The Peter–Weyl theorem implies also the following more general assertion [5], [6]. Suppose one is given a continuous linear representation $\phi$ of a compact group $G$ in a Fréchet space $E$. Then the subspace of representation elements of $E$ is dense in $E$. Here an element $v \in E$ is called a representation, or spherical or almost-invariant, element if the orbit $\phi (G)v$ generates a finite-dimensional subspace in $E$. This is applicable in particular to the case where $E$ is the space of sections of a certain smoothness class of smooth vector $G$- fibrations, for example, the space of tensor fields of a certain type or given smoothness class on a smooth manifold with a smooth action of a compact Lie group $G$.
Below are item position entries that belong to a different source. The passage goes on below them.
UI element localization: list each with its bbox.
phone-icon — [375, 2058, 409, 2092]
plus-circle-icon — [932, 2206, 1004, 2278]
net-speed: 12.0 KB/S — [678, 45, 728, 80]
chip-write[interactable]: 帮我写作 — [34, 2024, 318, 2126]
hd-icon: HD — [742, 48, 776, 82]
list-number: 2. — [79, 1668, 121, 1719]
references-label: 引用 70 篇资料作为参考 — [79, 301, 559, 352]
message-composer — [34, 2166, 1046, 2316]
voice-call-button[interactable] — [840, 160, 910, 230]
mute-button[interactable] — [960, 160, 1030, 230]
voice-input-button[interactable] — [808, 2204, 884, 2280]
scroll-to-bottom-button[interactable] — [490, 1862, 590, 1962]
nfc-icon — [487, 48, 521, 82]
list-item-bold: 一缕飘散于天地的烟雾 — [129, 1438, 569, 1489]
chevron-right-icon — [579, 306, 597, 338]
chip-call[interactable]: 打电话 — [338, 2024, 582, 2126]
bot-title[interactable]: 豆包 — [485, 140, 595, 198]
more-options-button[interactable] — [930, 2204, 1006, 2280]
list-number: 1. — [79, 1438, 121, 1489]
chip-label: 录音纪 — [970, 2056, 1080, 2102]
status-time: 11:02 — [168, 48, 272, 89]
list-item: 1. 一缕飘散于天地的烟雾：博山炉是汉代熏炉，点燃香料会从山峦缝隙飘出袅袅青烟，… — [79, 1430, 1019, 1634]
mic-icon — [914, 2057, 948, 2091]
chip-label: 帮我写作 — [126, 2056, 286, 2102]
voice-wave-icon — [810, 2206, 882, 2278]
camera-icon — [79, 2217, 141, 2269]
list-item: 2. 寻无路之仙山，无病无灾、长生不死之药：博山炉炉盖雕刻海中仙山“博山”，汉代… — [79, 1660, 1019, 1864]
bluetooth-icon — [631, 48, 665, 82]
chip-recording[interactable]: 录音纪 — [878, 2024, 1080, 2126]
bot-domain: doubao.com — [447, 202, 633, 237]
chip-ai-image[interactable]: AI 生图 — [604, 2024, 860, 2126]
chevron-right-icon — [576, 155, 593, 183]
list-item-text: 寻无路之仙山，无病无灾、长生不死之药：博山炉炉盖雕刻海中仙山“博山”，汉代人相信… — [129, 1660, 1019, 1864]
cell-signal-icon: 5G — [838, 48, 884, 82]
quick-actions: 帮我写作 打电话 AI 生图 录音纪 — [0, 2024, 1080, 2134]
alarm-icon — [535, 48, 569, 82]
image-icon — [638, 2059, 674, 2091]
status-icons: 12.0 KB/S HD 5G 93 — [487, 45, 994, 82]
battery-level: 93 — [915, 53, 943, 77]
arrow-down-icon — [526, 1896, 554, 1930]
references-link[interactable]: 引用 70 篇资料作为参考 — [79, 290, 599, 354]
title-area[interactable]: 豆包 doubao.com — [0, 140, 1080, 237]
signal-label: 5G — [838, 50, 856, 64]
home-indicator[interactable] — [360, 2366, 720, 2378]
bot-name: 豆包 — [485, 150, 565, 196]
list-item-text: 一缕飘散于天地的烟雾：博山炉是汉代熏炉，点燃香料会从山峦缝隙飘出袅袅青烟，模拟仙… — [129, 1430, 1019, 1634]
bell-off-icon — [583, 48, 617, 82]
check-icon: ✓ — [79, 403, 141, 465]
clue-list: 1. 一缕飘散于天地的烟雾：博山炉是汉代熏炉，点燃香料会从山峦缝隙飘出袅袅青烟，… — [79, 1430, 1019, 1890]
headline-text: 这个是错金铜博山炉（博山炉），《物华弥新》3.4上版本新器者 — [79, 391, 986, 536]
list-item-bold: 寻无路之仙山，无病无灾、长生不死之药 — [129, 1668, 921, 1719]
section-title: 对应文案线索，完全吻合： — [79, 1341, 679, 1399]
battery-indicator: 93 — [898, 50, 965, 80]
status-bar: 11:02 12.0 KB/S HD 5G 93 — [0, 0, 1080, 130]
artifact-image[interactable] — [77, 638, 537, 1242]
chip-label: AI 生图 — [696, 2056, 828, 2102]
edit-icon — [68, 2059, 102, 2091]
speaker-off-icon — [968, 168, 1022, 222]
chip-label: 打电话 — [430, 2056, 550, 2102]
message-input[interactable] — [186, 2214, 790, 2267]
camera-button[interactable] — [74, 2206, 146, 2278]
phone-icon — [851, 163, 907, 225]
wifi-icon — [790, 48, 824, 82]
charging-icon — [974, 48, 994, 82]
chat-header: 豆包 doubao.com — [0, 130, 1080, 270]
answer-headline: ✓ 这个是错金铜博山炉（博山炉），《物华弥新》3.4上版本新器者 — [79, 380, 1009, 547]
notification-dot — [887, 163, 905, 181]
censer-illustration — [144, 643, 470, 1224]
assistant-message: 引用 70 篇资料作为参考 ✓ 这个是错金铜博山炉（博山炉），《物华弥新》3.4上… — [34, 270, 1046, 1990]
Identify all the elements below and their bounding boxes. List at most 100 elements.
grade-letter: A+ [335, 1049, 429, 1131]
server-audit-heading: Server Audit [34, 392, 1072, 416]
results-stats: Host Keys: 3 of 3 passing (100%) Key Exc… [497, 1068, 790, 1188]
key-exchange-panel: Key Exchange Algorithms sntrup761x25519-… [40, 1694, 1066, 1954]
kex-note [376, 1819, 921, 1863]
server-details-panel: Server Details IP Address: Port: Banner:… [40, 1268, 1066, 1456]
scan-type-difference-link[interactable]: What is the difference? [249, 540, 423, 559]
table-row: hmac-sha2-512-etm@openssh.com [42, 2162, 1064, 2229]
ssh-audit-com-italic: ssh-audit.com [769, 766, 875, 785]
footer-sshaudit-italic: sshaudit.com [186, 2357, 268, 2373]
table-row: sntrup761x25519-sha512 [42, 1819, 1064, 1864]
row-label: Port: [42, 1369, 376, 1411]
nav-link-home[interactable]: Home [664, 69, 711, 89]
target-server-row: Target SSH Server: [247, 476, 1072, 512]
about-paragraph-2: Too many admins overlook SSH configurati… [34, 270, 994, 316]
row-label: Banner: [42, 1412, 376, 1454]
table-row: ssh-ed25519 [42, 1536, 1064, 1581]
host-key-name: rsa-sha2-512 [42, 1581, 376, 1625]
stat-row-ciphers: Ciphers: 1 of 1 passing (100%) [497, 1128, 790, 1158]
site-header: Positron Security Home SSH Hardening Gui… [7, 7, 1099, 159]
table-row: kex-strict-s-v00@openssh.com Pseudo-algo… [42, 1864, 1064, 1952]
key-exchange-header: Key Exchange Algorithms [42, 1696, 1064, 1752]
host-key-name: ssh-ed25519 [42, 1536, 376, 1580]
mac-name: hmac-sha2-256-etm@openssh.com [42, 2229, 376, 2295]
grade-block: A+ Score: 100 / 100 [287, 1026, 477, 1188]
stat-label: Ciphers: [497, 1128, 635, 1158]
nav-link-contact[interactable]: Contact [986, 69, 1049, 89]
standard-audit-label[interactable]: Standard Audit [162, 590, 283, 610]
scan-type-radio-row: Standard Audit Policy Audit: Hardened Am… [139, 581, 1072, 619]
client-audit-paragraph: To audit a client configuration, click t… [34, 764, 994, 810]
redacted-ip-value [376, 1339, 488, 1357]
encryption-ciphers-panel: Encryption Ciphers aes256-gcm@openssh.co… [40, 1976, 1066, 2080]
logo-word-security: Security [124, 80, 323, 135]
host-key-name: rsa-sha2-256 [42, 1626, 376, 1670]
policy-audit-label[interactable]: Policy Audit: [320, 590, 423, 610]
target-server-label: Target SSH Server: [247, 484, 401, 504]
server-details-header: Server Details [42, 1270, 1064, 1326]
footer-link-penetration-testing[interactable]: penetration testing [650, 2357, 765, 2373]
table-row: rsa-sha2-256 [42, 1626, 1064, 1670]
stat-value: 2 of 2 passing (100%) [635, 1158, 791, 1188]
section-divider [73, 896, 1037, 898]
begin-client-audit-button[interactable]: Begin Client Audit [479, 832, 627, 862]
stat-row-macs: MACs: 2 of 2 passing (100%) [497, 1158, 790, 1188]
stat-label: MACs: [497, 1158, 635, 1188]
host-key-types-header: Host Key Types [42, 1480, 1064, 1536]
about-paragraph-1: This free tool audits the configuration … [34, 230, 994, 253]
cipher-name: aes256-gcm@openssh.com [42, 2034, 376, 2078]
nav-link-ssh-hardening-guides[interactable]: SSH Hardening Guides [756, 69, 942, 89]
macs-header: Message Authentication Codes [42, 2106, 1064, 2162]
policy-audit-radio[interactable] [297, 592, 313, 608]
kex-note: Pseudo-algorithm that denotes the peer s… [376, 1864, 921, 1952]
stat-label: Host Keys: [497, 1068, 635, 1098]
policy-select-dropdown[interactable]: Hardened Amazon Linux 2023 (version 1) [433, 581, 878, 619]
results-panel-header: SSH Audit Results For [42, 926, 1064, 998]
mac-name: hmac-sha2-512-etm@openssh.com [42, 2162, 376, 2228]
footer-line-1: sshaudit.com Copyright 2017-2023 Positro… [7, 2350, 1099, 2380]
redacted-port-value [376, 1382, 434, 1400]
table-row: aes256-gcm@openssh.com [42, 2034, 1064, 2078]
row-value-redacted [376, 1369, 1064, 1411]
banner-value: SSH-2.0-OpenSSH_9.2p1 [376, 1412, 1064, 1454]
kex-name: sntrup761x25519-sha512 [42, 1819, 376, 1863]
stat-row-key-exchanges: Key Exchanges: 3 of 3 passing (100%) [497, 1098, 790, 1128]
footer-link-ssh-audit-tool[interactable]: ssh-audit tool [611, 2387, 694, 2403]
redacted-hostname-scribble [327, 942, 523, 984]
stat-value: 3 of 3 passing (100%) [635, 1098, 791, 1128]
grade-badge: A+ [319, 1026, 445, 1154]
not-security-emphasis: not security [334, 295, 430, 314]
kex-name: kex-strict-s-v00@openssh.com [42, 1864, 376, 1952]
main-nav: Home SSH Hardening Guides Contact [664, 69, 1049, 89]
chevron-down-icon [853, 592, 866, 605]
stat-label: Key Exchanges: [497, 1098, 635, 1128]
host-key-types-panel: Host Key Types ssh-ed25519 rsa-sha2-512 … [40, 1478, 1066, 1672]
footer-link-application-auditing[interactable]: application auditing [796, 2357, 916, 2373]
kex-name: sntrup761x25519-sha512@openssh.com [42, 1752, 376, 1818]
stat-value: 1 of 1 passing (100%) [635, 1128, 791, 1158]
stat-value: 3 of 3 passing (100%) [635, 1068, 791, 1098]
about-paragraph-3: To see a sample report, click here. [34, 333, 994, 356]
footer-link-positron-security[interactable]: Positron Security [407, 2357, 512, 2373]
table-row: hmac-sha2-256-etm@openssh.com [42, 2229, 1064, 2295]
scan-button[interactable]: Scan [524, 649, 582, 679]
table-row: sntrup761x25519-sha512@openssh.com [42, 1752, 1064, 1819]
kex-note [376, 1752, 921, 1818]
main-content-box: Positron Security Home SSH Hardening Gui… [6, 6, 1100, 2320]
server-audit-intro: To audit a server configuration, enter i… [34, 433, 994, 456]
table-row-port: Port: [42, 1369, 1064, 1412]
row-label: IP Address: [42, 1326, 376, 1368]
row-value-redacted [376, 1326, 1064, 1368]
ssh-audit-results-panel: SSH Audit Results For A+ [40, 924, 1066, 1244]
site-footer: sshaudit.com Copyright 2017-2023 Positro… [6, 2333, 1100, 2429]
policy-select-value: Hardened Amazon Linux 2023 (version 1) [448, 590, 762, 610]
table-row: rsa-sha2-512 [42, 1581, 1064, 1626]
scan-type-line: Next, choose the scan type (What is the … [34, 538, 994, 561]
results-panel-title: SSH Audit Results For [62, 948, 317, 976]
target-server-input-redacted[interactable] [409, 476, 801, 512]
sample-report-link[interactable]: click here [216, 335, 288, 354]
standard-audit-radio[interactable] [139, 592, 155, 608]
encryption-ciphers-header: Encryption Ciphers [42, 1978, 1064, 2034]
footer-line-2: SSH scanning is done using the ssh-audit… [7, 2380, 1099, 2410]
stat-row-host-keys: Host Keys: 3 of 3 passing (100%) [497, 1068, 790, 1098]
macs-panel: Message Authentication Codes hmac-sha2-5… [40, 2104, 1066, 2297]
The Peter–Weyl theorem was proved in 1927 by F. Peter and H. Weyl .

#### References

 [1a] F. Peter, H. Weyl, "Die Vollständigkeit der primitiven Darstellungen einer geschlossenen kontinuierlichen Gruppe" Math. Ann. , 97 (1927) pp. 737–755 [1b] F. Peter, H. Weyl, "Die Vollständigkeit der primitiven Darstellungen einer geschlossenen kontinuierlichen Gruppe" , Gesammelte Abhandlungen H. Weyl , III : 73 , Springer (1968) pp. 58–75 [2] L.S. Pontryagin, "Topological groups" , Princeton Univ. Press (1958) (Translated from Russian) [3] E. Hewitt, K.A. Ross, "Abstract harmonic analysis" , 1–2 , Springer (1979) [4] C. Chevalley, "Theory of Lie groups" , 1 , Princeton Univ. Press (1946) [5] R.S. Palais, T.E. Stewart, "The cohomology of differentiable transformation groups" Amer. J. Math. , 83 : 4 (1961) pp. 623–644 [6] G.D. Mostow, "Cohomology of topological groups and solvmanifolds" Ann. of Math. , 73 : 1 (1961) pp. 20–48

A representation element is now usually called a $G$- finite element.
The statement that the algebra of complex-valued representation functions is uniformly dense in the algebra of continuous functions on $G$ is known as the Weyl approximation theorem. The Peter–Weyl theorem gives a complete description of the (left or right) regular representation in terms of its irreducible components. In particular, each irreducible component occurs with a multiplicity equal to its dimension, cf. [a1], Chapt. 7, §2. There exists a generalized Peter–Weyl theorem for unimodular Lie groups, cf. [a1], Chapt. 14, §2. The description of $L _ {2} (G)$( and the other unitary representations) in terms of the irreducible representations, including the fact that the irreducible unitary representations are finite dimensional, is known as Peter–Weyl theory, cf. e.g. [a2].